In these machine learning systems, we encounter numerous challenges that consume a lot of energy from machine learning engineers and data specialists, including duplicated feature development, online-offline skew, and low-latency feature serving.

Duplicated Feature Development

In organizations, thousands of features are hidden in different scripts and formats; they are not captured, organized, and preserved, thus cannot be reused and amplified by other teams except those who created them.

Since feature development is crucial for machine learning models, and features cannot be shared, data specialists must duplicate their efforts in feature development across different teams.

Online-Offline Skew

When it comes to features, autonomous training and interactive serving usually require different data serving pipelines—ensuring feature consistency across different environments comes at a high cost.

Teams refrain from using real-time data for serving due to the complexity of providing the right data.

Providing a convenient way to ensure data correctness at a specific point in time is key to preventing label leakage.

Low-Latency Feature Serving

For real-time applications, retrieving features from a database for real-time serving without compromising response latency and with high throughput can be a challenging task.

Easy access to low-latency features is crucial in many machine learning scenarios, and optimization is needed to consolidate various REST API calls for features.
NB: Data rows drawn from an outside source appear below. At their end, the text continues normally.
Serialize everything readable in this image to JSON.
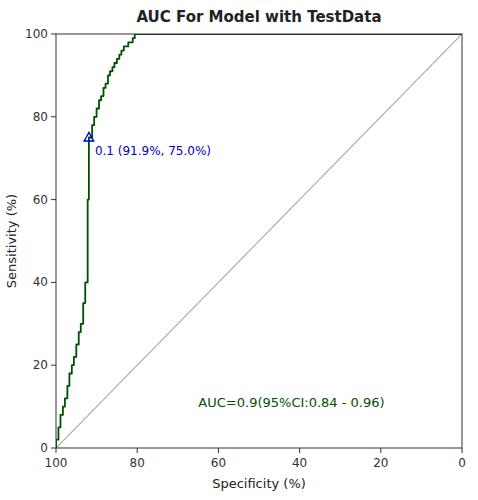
{
  "chart_data": {
    "type": "line",
    "title": "AUC For Model with TestData",
    "xlabel": "Specificity (%)",
    "ylabel": "Sensitivity (%)",
    "xlim": [
      100,
      0
    ],
    "ylim": [
      0,
      100
    ],
    "xticks": [
      100,
      80,
      60,
      40,
      20,
      0
    ],
    "yticks": [
      0,
      20,
      40,
      60,
      80,
      100
    ],
    "grid": false,
    "series": [
      {
        "type": "line",
        "color": "#aaaaaa",
        "line_style": "solid",
        "x": [
          100,
          0
        ],
        "values": [
          0,
          100
        ]
      },
      {
        "type": "line",
        "color": "#005000",
        "line_style": "solid",
        "x": [
          100,
          100,
          99.4,
          99.4,
          98.9,
          98.9,
          98.3,
          98.3,
          97.8,
          97.8,
          97.2,
          97.2,
          96.7,
          96.7,
          96.1,
          96.1,
          95.6,
          95.6,
          95.0,
          95.0,
          94.4,
          94.4,
          93.9,
          93.9,
          93.3,
          93.3,
          92.8,
          92.8,
          92.2,
          92.2,
          91.9,
          91.9,
          91.1,
          91.1,
          90.6,
          90.6,
          90.0,
          90.0,
          89.4,
          89.4,
          88.9,
          88.9,
          88.3,
          88.3,
          87.8,
          87.8,
          87.2,
          87.2,
          86.7,
          86.7,
          86.1,
          86.1,
          85.6,
          85.6,
          85.0,
          85.0,
          84.4,
          84.4,
          83.9,
          83.9,
          83.3,
          83.3,
          82.8,
          82.8,
          82.2,
          82.2,
          81.7,
          81.7,
          81.1,
          81.1,
          80.6,
          80.6,
          80.0,
          80.0,
          79.4,
          79.4,
          78.3,
          78.3,
          76.7,
          76.7,
          75.0,
          75.0,
          0,
          0
        ],
        "values": [
          0,
          2,
          2,
          5,
          5,
          8,
          8,
          10,
          10,
          12,
          12,
          15,
          15,
          18,
          18,
          20,
          20,
          22,
          22,
          25,
          25,
          28,
          28,
          30,
          30,
          35,
          35,
          40,
          40,
          60,
          60,
          75,
          75,
          78,
          78,
          80,
          80,
          82,
          82,
          84,
          84,
          85,
          85,
          87,
          87,
          88,
          88,
          90,
          90,
          91,
          91,
          92,
          92,
          93,
          93,
          94,
          94,
          95,
          95,
          96,
          96,
          97,
          97,
          97,
          97,
          98,
          98,
          98,
          98,
          99,
          99,
          100,
          100,
          100,
          100,
          100,
          100,
          100,
          100,
          100,
          100,
          100,
          100,
          100
        ]
      },
      {
        "type": "scatter",
        "color": "#0000cc",
        "marker": "triangle",
        "x": [
          91.9
        ],
        "values": [
          75.0
        ]
      }
    ],
    "annotations": [
      {
        "text": "0.1 (91.9%, 75.0%)",
        "color": "#0000cc"
      },
      {
        "text": "AUC=0.9(95%CI:0.84 - 0.96)",
        "color": "#005000"
      }
    ]
  }
}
To address these challenges, a concept called the Feature Store was developed, so that:

  • Features are centralized within the organization and can be reused
  • Features can be served synchronously between offline and online environments
  • Features can be served in real-time with low latency
  • Introducing Feathr, a battle-tested feature store

Building a feature store from scratch takes time, and much more time is spent making it stable, scalable, and user-friendly. Feathr is a feature store that has been in production and tested at LinkedIn for over 6 years, serving the entire LinkedIn machine learning feature platform with thousands of production features.
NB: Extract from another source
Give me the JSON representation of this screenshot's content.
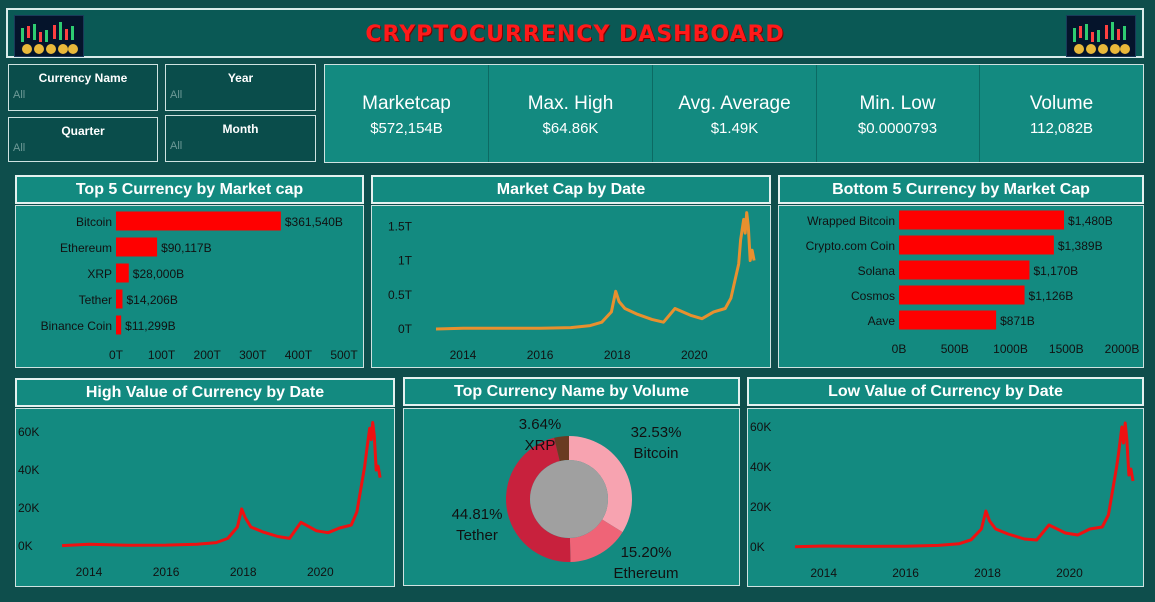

At Microsoft, the LinkedIn team and the Azure team have collaborated closely with Feathr as an open-source project, made it extensible, and created built-in integration with Azure. It is available in this GitHub repository, and you can learn more about Feathr in the LinkedIn engineering blog.

Some key points about Feathr include:

  • Scalability with built-in optimizations. For example, based on certain internal use cases, Feathr can handle billions of rows and PB-scale data using built-in optimizations such as Bloom filters and salted joins.
  • Wide support for time-travel connections and aggregations: Feathr has high-performance built-in operators designed for the Feature Store, including time-based aggregations, sliding window joins, lookup functions, all with timestamp precision.
  • Extensive user-defined function (UDF) customization capabilities with native PySpark and Spark SQL support for simplifying data processing and analysis for data practitioners.
  • Pythonic API for low learning curve access to everything. Integration with model building, so data practitioners can be productive from day one.
  • Rich type system, including embedding support for advanced ML/DL scenarios. One common use case is creating embeddings for customer profiles, and these embeddings can be reused across the organization in all ML applications.
  • Native cloud integration with a simplified and scalable architecture, illustrated in the next section.
  • Easier feature sharing and reuse: Feathr has a built-in feature registry, making it easy to share features across different teams and empower team productivity.

A data or machine learning engineer creates features using their preferred tools (such as pandas, Azure Machine Learning, Azure Databricks, and others).

These features are loaded into offline stores, which can be:

  1. Azure SQL Database (including serverless), Azure Synapse dedicated SQL pool (formerly SQL DW).
  2. Object storage, such as Azure Blob storage, Azure Data Lake Store, etc. The format can be Parquet, Avro, or Delta Lake.